I was listening to an episode of The Fuze, a local internet show co-hosted by Ken Emanuelson of the Dallas Tea Party, with former New Mexico governor Garry Johnson as his guest.
The show got contentious when the discussion moved to immigration. From my understanding, Emanuelson is concerned that mass immigration will drive down wages of those already in the country. As a self-described libertarian, he also made the point that those who advocate for open immigration “have to be honest” when stating its economic impact on wage rates. I can confidently state that historically and praxeologically the economic evidence gives overwhelming credibility for an open immigration policy.
A leading open immigration opponent in academia, George Borjas, thinks that existing immigration rates are a net positive to income. He said, “Although the entry of immigrants reduces the wages of comparable natives, it increases slightly the income of U.S. natives overall.” Coincidentally, Tyler Cowen wrote about a new study that demonstrates why immigrants create a demand for higher-paying management jobs and that immigrants compete more so with foreign labor than with existing native workers. Those might be some valid points, but I’m not ready to say they are conclusive just yet.

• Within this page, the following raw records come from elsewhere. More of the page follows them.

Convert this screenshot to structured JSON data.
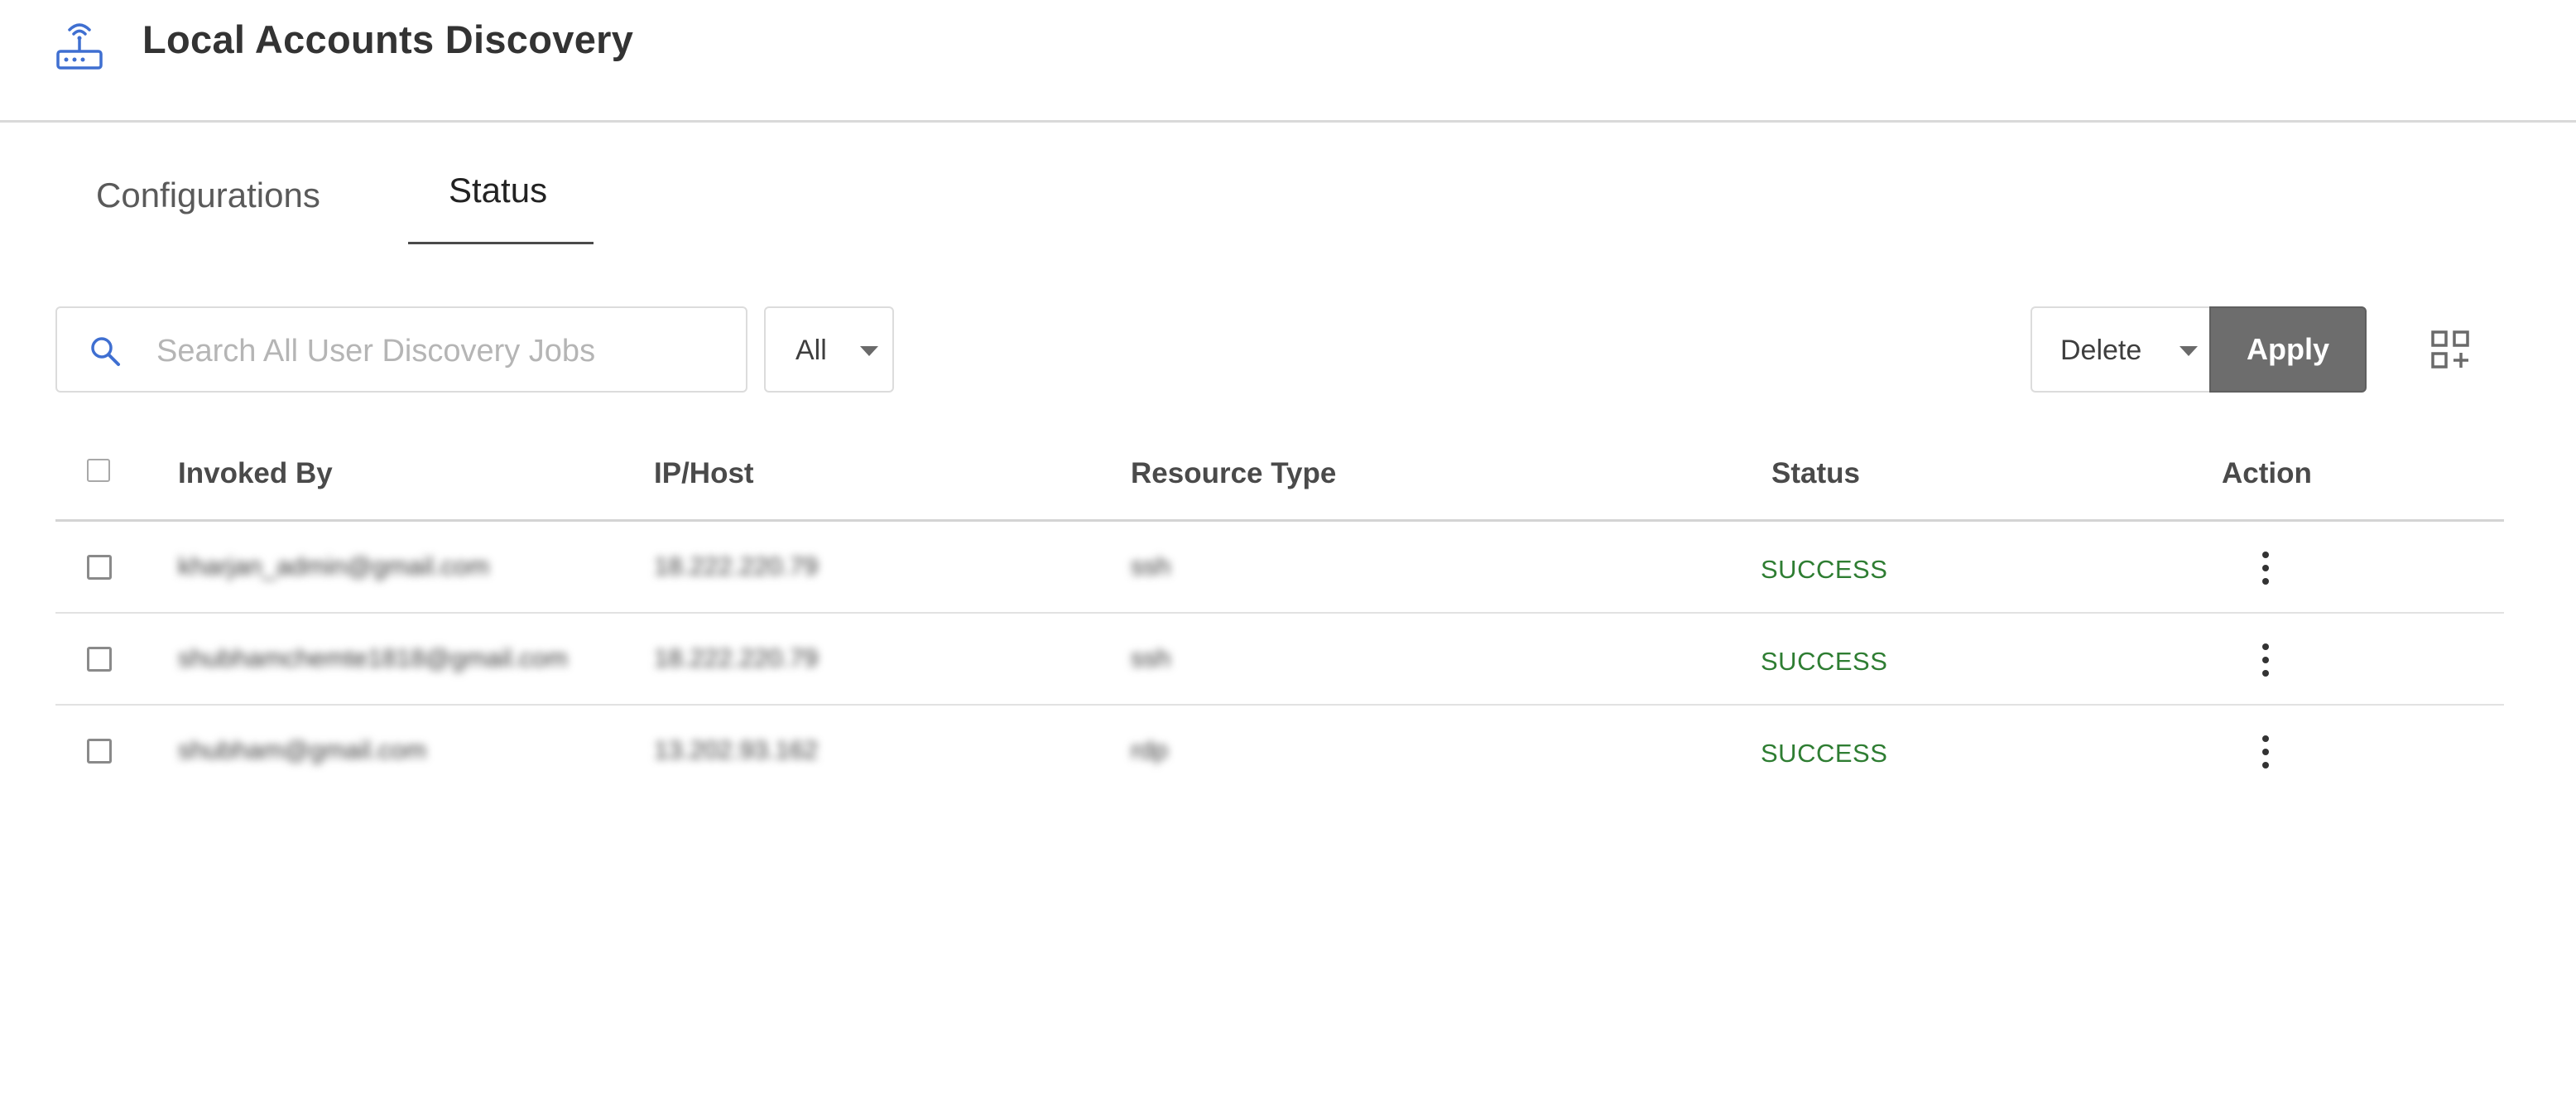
{
  "header": {
    "title": "Local Accounts Discovery",
    "icon": "router-wifi-icon"
  },
  "tabs": [
    {
      "label": "Configurations",
      "active": false
    },
    {
      "label": "Status",
      "active": true
    }
  ],
  "toolbar": {
    "search_placeholder": "Search All User Discovery Jobs",
    "search_value": "",
    "filter_value": "All",
    "bulk_action_value": "Delete",
    "apply_label": "Apply"
  },
  "table": {
    "columns": [
      "Invoked By",
      "IP/Host",
      "Resource Type",
      "Status",
      "Action"
    ],
    "rows": [
      {
        "invoked_by": "kharjan_admin@gmail.com",
        "ip_host": "18.222.220.79",
        "resource_type": "ssh",
        "status": "SUCCESS"
      },
      {
        "invoked_by": "shubhamchemte1818@gmail.com",
        "ip_host": "18.222.220.79",
        "resource_type": "ssh",
        "status": "SUCCESS"
      },
      {
        "invoked_by": "shubham@gmail.com",
        "ip_host": "13.202.93.162",
        "resource_type": "rdp",
        "status": "SUCCESS"
      }
    ]
  },
  "colors": {
    "success": "#2e7d32",
    "apply_bg": "#6d6d6d",
    "accent_icon": "#3f6fd1"
  }
}
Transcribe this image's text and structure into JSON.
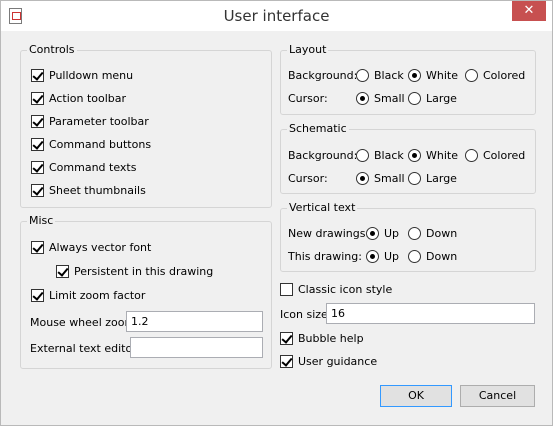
{
  "window": {
    "title": "User interface",
    "close_glyph": "✕"
  },
  "controls": {
    "legend": "Controls",
    "items": [
      {
        "label": "Pulldown menu",
        "checked": true
      },
      {
        "label": "Action toolbar",
        "checked": true
      },
      {
        "label": "Parameter toolbar",
        "checked": true
      },
      {
        "label": "Command buttons",
        "checked": true
      },
      {
        "label": "Command texts",
        "checked": true
      },
      {
        "label": "Sheet thumbnails",
        "checked": true
      }
    ]
  },
  "misc": {
    "legend": "Misc",
    "always_vector_font": "Always vector font",
    "persistent": "Persistent in this drawing",
    "limit_zoom": "Limit zoom factor",
    "mouse_wheel_label": "Mouse wheel zoom",
    "mouse_wheel_value": "1.2",
    "ext_editor_label": "External text editor",
    "ext_editor_value": ""
  },
  "layout": {
    "legend": "Layout",
    "background_label": "Background:",
    "cursor_label": "Cursor:",
    "black": "Black",
    "white": "White",
    "colored": "Colored",
    "small": "Small",
    "large": "Large"
  },
  "schematic": {
    "legend": "Schematic",
    "background_label": "Background:",
    "cursor_label": "Cursor:",
    "black": "Black",
    "white": "White",
    "colored": "Colored",
    "small": "Small",
    "large": "Large"
  },
  "vertical": {
    "legend": "Vertical text",
    "new_label": "New drawings:",
    "this_label": "This drawing:",
    "up": "Up",
    "down": "Down"
  },
  "classic_icon_style": "Classic icon style",
  "icon_size_label": "Icon size",
  "icon_size_value": "16",
  "bubble_help": "Bubble help",
  "user_guidance": "User guidance",
  "buttons": {
    "ok": "OK",
    "cancel": "Cancel"
  }
}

Granted, the purpose of a quota system is to drive up prices (including the price of labor), so it is reasonable to believe that the immediate effect for a particular profession might be to experience decreased real wages if immigration were abnormally high for that profession compared to the rest of the labor market. With an open immigration policy, that problem could be minimized since open immigration would not be restricted to just one or a few classes of workers. But if real wages in a profession did fall, that only tells us that wages for that profession were too high for the market to bear, which was likely brought about by government manipulation of the market in the first place. One thing we know for sure is that the sooner an economic distortion is eliminated, the less harm it will do overall. Certain professions are assuredly propped up by the existing immigration restrictions (like border patrol agents), but they are being supported on the backs of other Americans through taxation and lost economic opportunities. In fact, Frederic Bastiat offers some great advice on this:
Every injustice is profitable for someone (except, perhaps, restriction, which in the long run benefits nobody); to express alarm over the dislocation that ending an injustice occasions the person who is profiting from it is as much as to say that an injustice, solely because it has existed for a moment, ought to endure forever.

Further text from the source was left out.